2022 Amazon Fellows
The Science Hub advisory group selected 13 Amazon Fellows for 2022 out of 44 nominations. The fellows are PhD students in the departments of computer science, electrical and computer engineering, mechanical and aerospace engineering, and bioengineering in the UCLA Samueli School of Engineering.
The 2022 Amazon Fellows presented their research during the Lightning Talks event held on Feb 23, 2023. To view the Lightning Talks video or their individual presentation decks, click here.
Sanae Amani Geshnigani
Advisor: Lin Yang
Electrical and Computer Engineering
I develop bandit and reinforcement learning (RL) algorithms for safety-critical decision-making, online advertising, multi-agent and lifelong systems. More specifically, I have worked on bandits in both single-agent and distributed multi-agent settings, safe and lifelong RL with function approximation, and multinomial logistic regression bandits with applications in online advertising.
Kewei Cheng
Advisor: Yizhou Sun
Computer Science
My research interest mainly focuses on graph learning and machine learning in general with a particular interest in neural-symbolic knowledge graph reasoning.
Zi-Yi Dou
Advisor: Nanyun (Violet) Peng
Computer Science
I am interested in connecting language to perception and action. In particular, I have worked on learning vision-and-language representations through pre-training and how embodied agents can utilize the learned representations for downstream tasks.
Kai Fukami
Advisor: Prof. Kunihiko Taira
Mechanical and Aerospace Engineering
My research interest focuses on developing physics-inspired data-driven techniques for turbulent flow analyses, leveraging computational fluid dynamics, super/unsupervised machine learning, and complex network theory.
Luzhe Huang
Advisor: Aydogan Ozcan
Electrical and Computer Engineering
I’m devoted to building advanced computational and microscopy imaging technologies using disciplinary knowledge in AI and optics. I also aim to investigate more robust, generalizable and interpretable DL models.
Alexander Johnson
Advisor: Abeer Alwan
Electrical and Computer Engineering
Inclusive speech technology for low-resource dialects and populations including automatic speech recognition for African American English and children’s speech.
Tung Nguyen
Advisor: Aditya Grover
Computer Science
My research interest lies in the intersection of sequence modeling, uncertainty quantification, and decision making. I am also interested in grounding my foundational research in applications to sustainability development, especially tackling climate change.
Alexander Schperberg
Advisor: Dennis Hong
Mechanical and Aerospace Engineering
I formulate software architectures which combines traditional control schemes with vision and machine-learning towards making robots safer and easier to use. Recently, I have been working on auto-tuning methods to self-calibrate low-level controllers and high-level planning algorithms for stable and energy efficient motion planning of legged, aerial, and wheeled robots.
Zhouxing Shi
Advisor: Cho-Jui Hsieh
Computer Science
I am interested in trustworthy machine learning, including evaluating and verifying the robustness of machine learning models, and training robust models.
Zhaoqiang Wang
Advisor: Liang Gao
Bioengineering
My research interest lies in optical systems and computational imaging.
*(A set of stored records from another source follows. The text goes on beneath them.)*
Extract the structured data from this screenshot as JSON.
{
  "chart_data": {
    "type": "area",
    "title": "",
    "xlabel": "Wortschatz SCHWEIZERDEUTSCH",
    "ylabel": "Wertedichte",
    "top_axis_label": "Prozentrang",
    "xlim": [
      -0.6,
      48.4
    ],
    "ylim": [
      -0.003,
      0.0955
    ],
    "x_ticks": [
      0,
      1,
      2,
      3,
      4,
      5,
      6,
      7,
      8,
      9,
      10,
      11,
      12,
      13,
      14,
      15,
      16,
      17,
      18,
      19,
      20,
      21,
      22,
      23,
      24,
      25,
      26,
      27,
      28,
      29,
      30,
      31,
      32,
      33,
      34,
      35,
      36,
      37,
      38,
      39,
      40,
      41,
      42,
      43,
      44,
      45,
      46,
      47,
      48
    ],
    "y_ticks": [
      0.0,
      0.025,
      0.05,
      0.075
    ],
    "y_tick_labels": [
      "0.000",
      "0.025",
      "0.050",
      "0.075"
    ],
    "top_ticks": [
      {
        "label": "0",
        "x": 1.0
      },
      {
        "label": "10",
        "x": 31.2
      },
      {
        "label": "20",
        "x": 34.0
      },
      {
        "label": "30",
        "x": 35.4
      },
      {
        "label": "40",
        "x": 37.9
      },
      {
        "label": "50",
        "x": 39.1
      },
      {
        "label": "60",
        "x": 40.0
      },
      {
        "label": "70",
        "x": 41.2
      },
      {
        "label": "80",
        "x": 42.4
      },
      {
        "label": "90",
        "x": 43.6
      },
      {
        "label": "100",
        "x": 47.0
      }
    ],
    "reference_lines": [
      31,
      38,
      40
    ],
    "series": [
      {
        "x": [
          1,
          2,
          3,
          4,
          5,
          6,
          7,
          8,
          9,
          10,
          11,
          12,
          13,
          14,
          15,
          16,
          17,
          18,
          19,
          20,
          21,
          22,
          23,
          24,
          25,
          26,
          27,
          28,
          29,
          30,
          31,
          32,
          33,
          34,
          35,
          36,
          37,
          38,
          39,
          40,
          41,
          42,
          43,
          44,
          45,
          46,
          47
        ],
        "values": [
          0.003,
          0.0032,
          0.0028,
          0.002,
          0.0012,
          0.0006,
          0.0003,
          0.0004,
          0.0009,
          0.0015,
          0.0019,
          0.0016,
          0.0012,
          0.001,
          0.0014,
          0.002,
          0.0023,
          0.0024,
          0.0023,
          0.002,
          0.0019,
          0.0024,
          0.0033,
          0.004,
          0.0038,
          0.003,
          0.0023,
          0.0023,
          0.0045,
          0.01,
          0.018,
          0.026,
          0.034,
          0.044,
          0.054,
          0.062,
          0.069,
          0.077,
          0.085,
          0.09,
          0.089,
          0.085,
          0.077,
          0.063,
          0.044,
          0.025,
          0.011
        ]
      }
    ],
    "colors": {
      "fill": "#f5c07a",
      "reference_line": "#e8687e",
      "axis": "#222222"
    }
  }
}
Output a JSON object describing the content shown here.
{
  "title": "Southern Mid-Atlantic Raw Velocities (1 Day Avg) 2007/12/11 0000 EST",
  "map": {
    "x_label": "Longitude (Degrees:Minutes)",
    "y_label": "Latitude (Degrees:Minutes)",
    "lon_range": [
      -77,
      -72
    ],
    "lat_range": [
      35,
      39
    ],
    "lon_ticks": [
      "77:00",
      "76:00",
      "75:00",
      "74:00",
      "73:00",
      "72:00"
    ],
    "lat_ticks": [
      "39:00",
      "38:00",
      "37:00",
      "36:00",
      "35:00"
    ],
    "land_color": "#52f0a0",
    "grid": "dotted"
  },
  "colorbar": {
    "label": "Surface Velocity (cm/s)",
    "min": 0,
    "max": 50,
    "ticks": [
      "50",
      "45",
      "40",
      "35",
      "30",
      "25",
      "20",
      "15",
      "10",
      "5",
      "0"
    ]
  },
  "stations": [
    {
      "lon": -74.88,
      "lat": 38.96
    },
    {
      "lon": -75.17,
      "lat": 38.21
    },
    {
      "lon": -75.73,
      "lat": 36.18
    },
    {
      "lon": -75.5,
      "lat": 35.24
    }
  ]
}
Currently, I am focusing on high-speed 3D microscopy with machine learning to address the transient volumetric biological process (e.g. blood blow, neural signals)
Yu Yang
Advisor: Baharan Mirzasoleiman
Computer Science
My research primarily focuses on understanding and improving the efficiency and accountability of machine learning. In particular, I am developing scalable methods to improve the in- and out-of-distribution generalization performance of the models, as well as their robustness against spurious correlations and malicious examples.
Da Yin
Advisor: Kai-Wei Chang
Computer Science
My research interest is knowledge acquisition and building knowledge-enhanced AI models. Currently, I am focusing on evaluating geographical inclusivity of AI models and enhancing it with knowledge.
Zhe Zeng
Advisor: Guy Van den Broeck
Computer Science
I am interested in enabling machine learning systems to efficiently and reliably learn and infer from noisy, structured, and mixed discrete-continuous data. I approach this goal using probabilistic modeling, statistical relational learning, approximate inference, and formal methods.